HealthcheckRule
- class applications.healthcheck.core.base.HealthcheckRule(workload: Workload, **params: Any)
Bases:
ABCAbstract base class for all healthcheck rules.
Rule authors must: 1. Define params_model class attribute (a Pydantic BaseModel subclass) 2. Implement evaluate() method that returns a list of Alert objects
The base class provides: - Parameter validation via the params_model - Access to the workload context - Data access methods for querying cluster load metrics
Example
>>> from pydantic import BaseModel, Field >>> from applications.healthcheck.core import HealthcheckRule, Alert >>> from applications.healthcheck.models import AlertLevel >>> >>> class MyRuleParams(BaseModel): ... threshold: float = Field(default=0.90, ge=0.0, le=1.0) ... >>> class MyRule(HealthcheckRule): ... params_model = MyRuleParams ... ... def evaluate(self) -> list[Alert]: ... load = self.get_core_load() ... if load.utilization_rate > self.params.threshold: ... return [Alert( ... level=AlertLevel.HIGH, ... title="High core utilization", ... description=f"Utilization is {load.utilization_rate:.1%}", ... reason=f"Exceeds threshold of {self.params.threshold:.1%}", ... )] ... return []
- params_model
Class attribute - Pydantic model for parameter validation.
- Type:
type[pydantic.main.BaseModel]
- params
Instance attribute - Validated parameters for this execution.
- workload
Instance attribute - The workload this rule operates on.

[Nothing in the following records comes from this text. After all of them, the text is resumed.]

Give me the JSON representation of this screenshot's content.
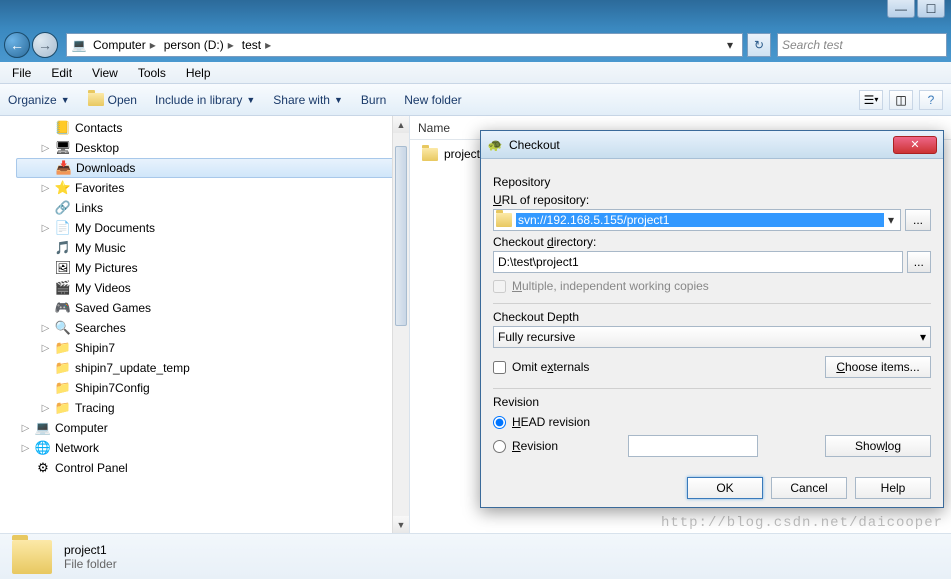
{
  "window_controls": {
    "min": "—",
    "max": "☐"
  },
  "breadcrumb": [
    "Computer",
    "person (D:)",
    "test"
  ],
  "search": {
    "placeholder": "Search test"
  },
  "menubar": [
    "File",
    "Edit",
    "View",
    "Tools",
    "Help"
  ],
  "cmdbar": {
    "organize": "Organize",
    "open": "Open",
    "include": "Include in library",
    "share": "Share with",
    "burn": "Burn",
    "newfolder": "New folder"
  },
  "tree": [
    {
      "level": 1,
      "exp": "",
      "icon": "📒",
      "label": "Contacts"
    },
    {
      "level": 1,
      "exp": "▷",
      "icon": "🖥",
      "label": "Desktop"
    },
    {
      "level": 1,
      "exp": "",
      "icon": "📥",
      "label": "Downloads",
      "selected": true
    },
    {
      "level": 1,
      "exp": "▷",
      "icon": "⭐",
      "label": "Favorites"
    },
    {
      "level": 1,
      "exp": "",
      "icon": "🔗",
      "label": "Links"
    },
    {
      "level": 1,
      "exp": "▷",
      "icon": "📄",
      "label": "My Documents"
    },
    {
      "level": 1,
      "exp": "",
      "icon": "🎵",
      "label": "My Music"
    },
    {
      "level": 1,
      "exp": "",
      "icon": "🖼",
      "label": "My Pictures"
    },
    {
      "level": 1,
      "exp": "",
      "icon": "🎬",
      "label": "My Videos"
    },
    {
      "level": 1,
      "exp": "",
      "icon": "🎮",
      "label": "Saved Games"
    },
    {
      "level": 1,
      "exp": "▷",
      "icon": "🔍",
      "label": "Searches"
    },
    {
      "level": 1,
      "exp": "▷",
      "icon": "📁",
      "label": "Shipin7"
    },
    {
      "level": 1,
      "exp": "",
      "icon": "📁",
      "label": "shipin7_update_temp"
    },
    {
      "level": 1,
      "exp": "",
      "icon": "📁",
      "label": "Shipin7Config"
    },
    {
      "level": 1,
      "exp": "▷",
      "icon": "📁",
      "label": "Tracing"
    },
    {
      "level": 0,
      "exp": "▷",
      "icon": "💻",
      "label": "Computer",
      "sys": true
    },
    {
      "level": 0,
      "exp": "▷",
      "icon": "🌐",
      "label": "Network",
      "sys": true
    },
    {
      "level": 0,
      "exp": "",
      "icon": "⚙",
      "label": "Control Panel",
      "sys": true
    }
  ],
  "columns": {
    "name": "Name"
  },
  "files": [
    {
      "name": "project1"
    }
  ],
  "details": {
    "name": "project1",
    "type": "File folder"
  },
  "dialog": {
    "title": "Checkout",
    "section_repo": "Repository",
    "url_label": "URL of repository:",
    "url_value": "svn://192.168.5.155/project1",
    "dir_label": "Checkout directory:",
    "dir_value": "D:\\test\\project1",
    "multi_label": "Multiple, independent working copies",
    "depth_label": "Checkout Depth",
    "depth_value": "Fully recursive",
    "omit_label": "Omit externals",
    "choose_label": "Choose items...",
    "rev_section": "Revision",
    "head_label": "HEAD revision",
    "rev_label": "Revision",
    "showlog_label": "Show log",
    "ok": "OK",
    "cancel": "Cancel",
    "help": "Help"
  },
  "watermark": "http://blog.csdn.net/daicooper"
}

- property cluster_load: ClusterLoadDataProvider
Get or create the cluster load data provider (cores, cost, CO₂, power).
- Type:
- property congestion: CongestionDataProvider
Get or create the congestion data provider (cluster congestion metrics).
- Type:
- property cores: CoresDataProvider
Get or create the cores data provider (cores distribution analysis).
- Type:
- property cores_memory: CoresMemoryDataProvider
Get or create the cores-memory data provider (cores vs memory distribution).
- Type:
- abstractmethod evaluate() list[Alert]
Execute rule logic and return alerts.
This is the main method that rule authors must implement. It should: 1. Access data using the data access methods (self.get_core_load, etc.) 2. Apply business logic to detect issues 3. Return a list of Alert objects for any issues found
- Returns:
List of Alert objects. Empty list means no issues detected. Return AlertLevel.OK alerts explicitly if you want to record that the check passed.
Notes
Do not catch exceptions; let them propagate for logging
Access parameters via self.params
Access workload via self.workload
Use data access methods provided by base class
- property execution_time: ExecTimeDataProvider
Get or create the execution time data provider.
- Type:
- property gpu: GpuDataProvider
Get or create the GPU data provider (GPU distribution analysis).
- Type:
- property gpu_load: GpuLoadDataProvider
Get or create the GPU load data provider (allocated GPUs, utilization).
- Type:
- property job_frequency: JobFrequencyDataProvider
Get or create the job frequency data provider.
- Type:
- property job_load: JobLoadDataProvider
Get or create the job load data provider (running/waiting job counts).
- Type:
- property jobs: JobsDataProvider
Get or create the jobs data provider (job listing and counts from AIT).
- Type:
- property kpi: KpiDataProvider
Get or create the KPI data provider.
- Type:
- property memory: MemoryDataProvider
Get or create the memory data provider (memory distribution analysis).
- Type:
- property memory_ratio: MemoryRatioDataProvider
Get or create the memory ratio data provider (consumed vs requested memory).
- Type:
- property nodes: NodesDataProvider
Get or create the nodes data provider (nodes distribution analysis).
- Type:
- property nodes_load: NodesLoadDataProvider
Get or create the nodes load data provider (per-node job counts).
- Type:
- property occupancy: OccupancyDataProvider
Get or create the occupancy data provider (cores/nodes state from monitoring).
- Type:
- property slowdown: SlowdownDataProvider
Get or create the slowdown data provider.
- Type:
- property state: StateDataProvider
Get or create the state data provider (jobs status by state).
- Type:
- property submission_time: SubmitDateDataProvider
Get or create the submission date data provider.
- Type:
- property waiting_time: WaitTimeDataProvider
Get or create the wait time data provider.
- Type:
- property workload: Workload
Access the workload for filters or alert context.
- Returns:
The Workload instance this rule is evaluating against.